Elias Rodriguez (foto), de 30 anos, suspeito de matar dois funcionários da Embaixada de Israel em Washington, nos EUA, publicou um manifesto nas redes sociais acusando Israel de cometer “atrocidades” contra os palestinos. O texto foi publicado às 22h de quarta-feira, cerca de uma hora após o ataque a tiros em frente ao Museu Judaico de Washington — o que levanta a hipótese de que a publicação tenha sido programada.
Rodriguez, natural de Chicago, foi preso horas depois e, ao ser detido, gritou: “Palestina livre”.

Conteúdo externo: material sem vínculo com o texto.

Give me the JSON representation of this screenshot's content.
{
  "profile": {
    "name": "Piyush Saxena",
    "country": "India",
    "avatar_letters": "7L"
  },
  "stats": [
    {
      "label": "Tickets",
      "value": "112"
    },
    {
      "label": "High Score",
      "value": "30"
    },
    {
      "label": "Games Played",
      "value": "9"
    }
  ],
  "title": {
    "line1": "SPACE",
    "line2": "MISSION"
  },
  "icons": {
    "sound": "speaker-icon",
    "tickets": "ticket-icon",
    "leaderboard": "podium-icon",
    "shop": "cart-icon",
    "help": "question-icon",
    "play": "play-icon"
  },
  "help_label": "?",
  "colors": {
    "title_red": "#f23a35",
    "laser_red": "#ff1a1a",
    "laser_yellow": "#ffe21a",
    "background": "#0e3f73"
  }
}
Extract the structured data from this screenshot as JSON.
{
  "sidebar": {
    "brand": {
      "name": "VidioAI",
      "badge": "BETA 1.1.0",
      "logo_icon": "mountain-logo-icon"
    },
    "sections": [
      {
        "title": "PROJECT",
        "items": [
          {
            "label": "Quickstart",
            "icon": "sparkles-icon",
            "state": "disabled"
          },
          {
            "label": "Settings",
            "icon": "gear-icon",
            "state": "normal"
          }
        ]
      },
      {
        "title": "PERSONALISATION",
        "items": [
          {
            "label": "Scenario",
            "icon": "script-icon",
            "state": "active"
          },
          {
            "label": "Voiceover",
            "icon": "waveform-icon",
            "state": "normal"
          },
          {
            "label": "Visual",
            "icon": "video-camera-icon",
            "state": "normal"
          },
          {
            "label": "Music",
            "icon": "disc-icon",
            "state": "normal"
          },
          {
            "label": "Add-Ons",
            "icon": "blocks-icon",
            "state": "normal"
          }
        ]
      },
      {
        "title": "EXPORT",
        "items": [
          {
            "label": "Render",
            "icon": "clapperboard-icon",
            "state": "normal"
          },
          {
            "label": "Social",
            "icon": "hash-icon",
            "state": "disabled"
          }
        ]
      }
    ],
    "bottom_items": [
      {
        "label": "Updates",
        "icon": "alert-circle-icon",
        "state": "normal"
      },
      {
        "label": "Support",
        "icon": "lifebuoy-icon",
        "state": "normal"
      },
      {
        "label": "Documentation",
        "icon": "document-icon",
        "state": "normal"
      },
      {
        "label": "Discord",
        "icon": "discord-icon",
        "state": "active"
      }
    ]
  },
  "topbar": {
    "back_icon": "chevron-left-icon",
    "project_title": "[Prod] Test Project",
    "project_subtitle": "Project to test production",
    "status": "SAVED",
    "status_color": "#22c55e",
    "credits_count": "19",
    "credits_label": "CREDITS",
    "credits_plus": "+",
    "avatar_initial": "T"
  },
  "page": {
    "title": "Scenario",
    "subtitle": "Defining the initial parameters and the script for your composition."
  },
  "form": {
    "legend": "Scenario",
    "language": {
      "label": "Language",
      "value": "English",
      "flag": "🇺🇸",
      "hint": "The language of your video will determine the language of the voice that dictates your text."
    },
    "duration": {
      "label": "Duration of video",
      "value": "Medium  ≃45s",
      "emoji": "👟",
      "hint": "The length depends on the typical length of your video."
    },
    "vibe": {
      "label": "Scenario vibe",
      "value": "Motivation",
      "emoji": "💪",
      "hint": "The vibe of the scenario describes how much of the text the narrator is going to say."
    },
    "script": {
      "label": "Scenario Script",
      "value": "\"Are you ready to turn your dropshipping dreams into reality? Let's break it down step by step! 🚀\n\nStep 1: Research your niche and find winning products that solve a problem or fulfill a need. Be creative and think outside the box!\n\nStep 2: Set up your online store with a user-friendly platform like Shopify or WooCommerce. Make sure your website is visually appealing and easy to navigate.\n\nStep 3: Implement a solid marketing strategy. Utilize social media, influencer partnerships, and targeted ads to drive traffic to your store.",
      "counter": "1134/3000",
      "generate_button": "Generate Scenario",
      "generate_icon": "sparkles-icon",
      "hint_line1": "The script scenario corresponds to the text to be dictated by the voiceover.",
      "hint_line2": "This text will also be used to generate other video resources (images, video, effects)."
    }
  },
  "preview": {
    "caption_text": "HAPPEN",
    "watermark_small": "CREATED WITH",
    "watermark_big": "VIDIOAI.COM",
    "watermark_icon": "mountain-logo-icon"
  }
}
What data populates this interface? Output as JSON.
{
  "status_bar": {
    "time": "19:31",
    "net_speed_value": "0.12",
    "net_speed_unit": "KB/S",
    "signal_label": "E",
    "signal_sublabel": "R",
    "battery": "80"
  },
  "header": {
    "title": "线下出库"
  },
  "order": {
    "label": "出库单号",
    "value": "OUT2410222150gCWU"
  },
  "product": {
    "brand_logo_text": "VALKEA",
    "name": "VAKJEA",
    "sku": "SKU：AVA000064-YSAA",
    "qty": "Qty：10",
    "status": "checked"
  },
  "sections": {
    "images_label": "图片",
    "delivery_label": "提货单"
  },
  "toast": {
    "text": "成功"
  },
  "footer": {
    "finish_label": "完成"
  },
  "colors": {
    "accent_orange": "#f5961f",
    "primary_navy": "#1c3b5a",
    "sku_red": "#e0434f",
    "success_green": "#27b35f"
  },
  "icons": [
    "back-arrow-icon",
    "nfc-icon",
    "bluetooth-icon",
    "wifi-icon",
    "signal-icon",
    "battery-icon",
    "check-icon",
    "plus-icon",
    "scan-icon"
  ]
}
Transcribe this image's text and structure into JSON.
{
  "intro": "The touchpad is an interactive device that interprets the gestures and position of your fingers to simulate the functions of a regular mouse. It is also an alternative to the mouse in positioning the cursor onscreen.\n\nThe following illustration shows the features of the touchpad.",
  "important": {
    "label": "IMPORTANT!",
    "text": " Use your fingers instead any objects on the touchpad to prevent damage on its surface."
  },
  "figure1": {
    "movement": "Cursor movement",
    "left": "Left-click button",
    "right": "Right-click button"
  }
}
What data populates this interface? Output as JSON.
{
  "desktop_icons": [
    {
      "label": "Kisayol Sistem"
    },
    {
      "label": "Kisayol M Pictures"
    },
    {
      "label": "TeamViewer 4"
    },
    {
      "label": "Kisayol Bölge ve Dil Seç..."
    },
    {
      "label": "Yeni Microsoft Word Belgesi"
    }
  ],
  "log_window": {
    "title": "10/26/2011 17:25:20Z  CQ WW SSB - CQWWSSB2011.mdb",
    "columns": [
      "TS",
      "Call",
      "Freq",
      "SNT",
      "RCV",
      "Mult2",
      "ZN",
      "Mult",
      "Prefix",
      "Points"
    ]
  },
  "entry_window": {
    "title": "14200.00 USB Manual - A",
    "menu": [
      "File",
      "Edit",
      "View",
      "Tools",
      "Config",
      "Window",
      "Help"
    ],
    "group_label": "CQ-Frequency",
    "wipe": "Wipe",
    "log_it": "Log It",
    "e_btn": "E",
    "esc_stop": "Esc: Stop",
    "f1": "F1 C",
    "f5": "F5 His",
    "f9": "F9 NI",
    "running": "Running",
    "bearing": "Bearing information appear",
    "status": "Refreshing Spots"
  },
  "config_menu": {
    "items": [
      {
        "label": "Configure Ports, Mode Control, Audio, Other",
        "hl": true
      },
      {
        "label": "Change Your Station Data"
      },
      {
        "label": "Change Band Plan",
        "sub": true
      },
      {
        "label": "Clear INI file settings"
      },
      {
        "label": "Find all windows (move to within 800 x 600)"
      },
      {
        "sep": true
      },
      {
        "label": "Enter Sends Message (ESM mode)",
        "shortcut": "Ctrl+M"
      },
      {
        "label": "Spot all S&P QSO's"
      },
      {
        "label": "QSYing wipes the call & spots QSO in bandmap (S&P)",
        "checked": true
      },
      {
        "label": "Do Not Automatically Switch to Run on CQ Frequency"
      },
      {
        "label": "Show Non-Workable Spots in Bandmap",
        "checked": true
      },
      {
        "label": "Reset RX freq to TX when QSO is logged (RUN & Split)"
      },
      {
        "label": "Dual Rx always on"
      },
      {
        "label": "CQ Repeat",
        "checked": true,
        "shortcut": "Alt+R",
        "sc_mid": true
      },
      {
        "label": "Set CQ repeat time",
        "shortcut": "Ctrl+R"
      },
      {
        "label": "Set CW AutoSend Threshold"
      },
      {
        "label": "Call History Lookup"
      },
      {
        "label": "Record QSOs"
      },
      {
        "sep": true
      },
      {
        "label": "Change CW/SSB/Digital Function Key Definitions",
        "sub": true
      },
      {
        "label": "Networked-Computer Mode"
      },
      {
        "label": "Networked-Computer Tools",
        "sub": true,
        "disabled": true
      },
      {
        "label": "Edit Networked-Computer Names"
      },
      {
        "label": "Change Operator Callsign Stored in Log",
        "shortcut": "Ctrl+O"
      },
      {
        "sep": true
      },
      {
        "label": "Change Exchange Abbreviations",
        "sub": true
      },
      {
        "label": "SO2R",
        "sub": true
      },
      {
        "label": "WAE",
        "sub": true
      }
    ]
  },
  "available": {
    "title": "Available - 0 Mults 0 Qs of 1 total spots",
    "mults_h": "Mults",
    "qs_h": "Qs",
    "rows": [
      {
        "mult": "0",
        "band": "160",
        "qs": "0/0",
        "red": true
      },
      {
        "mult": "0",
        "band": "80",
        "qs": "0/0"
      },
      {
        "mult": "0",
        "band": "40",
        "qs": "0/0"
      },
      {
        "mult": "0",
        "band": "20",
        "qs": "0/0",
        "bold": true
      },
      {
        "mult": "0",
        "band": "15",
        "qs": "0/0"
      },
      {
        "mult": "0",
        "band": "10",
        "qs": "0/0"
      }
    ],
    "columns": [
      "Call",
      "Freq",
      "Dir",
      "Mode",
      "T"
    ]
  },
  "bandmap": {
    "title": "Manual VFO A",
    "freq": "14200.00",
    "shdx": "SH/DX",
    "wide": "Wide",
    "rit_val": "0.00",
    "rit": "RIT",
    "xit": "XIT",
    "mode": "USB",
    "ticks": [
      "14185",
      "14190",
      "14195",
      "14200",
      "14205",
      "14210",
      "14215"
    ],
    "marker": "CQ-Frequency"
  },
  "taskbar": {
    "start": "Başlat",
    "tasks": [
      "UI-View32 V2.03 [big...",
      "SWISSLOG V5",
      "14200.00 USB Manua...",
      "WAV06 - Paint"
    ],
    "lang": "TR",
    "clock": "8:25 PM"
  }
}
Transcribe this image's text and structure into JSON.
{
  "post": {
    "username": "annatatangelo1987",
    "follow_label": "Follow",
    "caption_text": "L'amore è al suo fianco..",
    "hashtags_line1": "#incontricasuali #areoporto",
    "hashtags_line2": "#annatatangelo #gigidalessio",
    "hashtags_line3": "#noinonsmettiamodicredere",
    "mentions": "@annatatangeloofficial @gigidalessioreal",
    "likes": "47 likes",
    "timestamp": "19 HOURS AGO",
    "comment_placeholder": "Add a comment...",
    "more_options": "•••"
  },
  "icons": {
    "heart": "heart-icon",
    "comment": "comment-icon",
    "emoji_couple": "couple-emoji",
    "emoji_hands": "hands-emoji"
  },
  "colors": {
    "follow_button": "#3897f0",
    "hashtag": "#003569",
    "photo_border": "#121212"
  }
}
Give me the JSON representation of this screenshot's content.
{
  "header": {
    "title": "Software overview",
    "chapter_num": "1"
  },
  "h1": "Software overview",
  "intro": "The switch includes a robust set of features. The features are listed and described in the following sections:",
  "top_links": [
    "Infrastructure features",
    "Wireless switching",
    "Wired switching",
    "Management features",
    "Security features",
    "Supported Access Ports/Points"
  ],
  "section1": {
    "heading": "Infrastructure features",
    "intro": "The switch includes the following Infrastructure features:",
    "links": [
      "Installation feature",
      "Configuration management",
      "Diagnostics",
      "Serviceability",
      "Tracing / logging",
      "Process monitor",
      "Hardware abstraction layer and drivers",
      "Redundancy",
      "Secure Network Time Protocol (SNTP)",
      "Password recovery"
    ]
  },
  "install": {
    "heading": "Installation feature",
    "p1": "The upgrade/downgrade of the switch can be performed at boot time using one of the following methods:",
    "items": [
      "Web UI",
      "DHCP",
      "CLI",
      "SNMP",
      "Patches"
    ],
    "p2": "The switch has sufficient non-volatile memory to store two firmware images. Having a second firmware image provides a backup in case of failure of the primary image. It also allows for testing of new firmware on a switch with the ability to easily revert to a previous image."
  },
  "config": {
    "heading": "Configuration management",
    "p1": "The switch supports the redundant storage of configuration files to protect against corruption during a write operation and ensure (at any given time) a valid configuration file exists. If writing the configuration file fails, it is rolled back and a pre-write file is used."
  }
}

O manifesto, assinado com seu nome, tem tom político e ideológico. No texto, o assassino critica a atuação de Israel na Faixa de Gaza e acusa o governo dos Estados Unidos de cumplicidade:
“As atrocidades cometidas pelos israelenses contra a Palestina desafiam qualquer descrição e quantificação”, escreveu.
Em outro trecho, afirmou:
“A opinião pública se voltou contra o Estado de apartheid genocida, e o governo americano simplesmente deu de ombros.”
Rodriguez encerra o texto com uma mensagem à família:
“Amo vocês, mamãe, papai, maninha, o resto da minha família, incluindo você, O*****. Palestina livre.”
Atentado em Washington
O ataque aconteceu na noite de quarta-feira, 21, do lado de fora do Museu Judaico de Washington D.C., a cerca de dois quilômetros da Casa Branca. Na ocasião, era realizado um evento chamado “Recepção de Jovens Diplomatas”, que reunia representantes da comunidade judaica e diplomatas.
Segundo a polícia, Rodriguez agiu sozinho e atirou contra um grupo de quatro pessoas com uma pistola. As vítimas foram identificadas como Sarah Lynn Milgrim e Yaron Lischinsky, funcionários da Embaixada de Israel. Ambos foram encontrados inconscientes e sem sinais vitais. Equipes de emergência tentaram reanimá-los, mas os dois morreram no local.
De acordo com o embaixador de Israel nos EUA, Yechiel Leiter, o casal estava prestes a ficar noivo.
“Ele havia comprado um anel nesta semana e pretendia fazer o pedido em Jerusalém, na semana que vem”, disse.
Grupos ligados à causa israelense afirmaram que Sarah e Yaron trabalhavam por iniciativas de reconciliação entre israelenses e palestinos.
O primeiro-ministro Benjamin Netanyahu classificou o caso como um “assassinato antissemita”.
A secretária de Segurança Interna dos EUA, Kristi Noem, confirmou a prisão do suspeito nas redes sociais. A polícia de Washington investiga o caso como um possível crime de ódio com motivação política.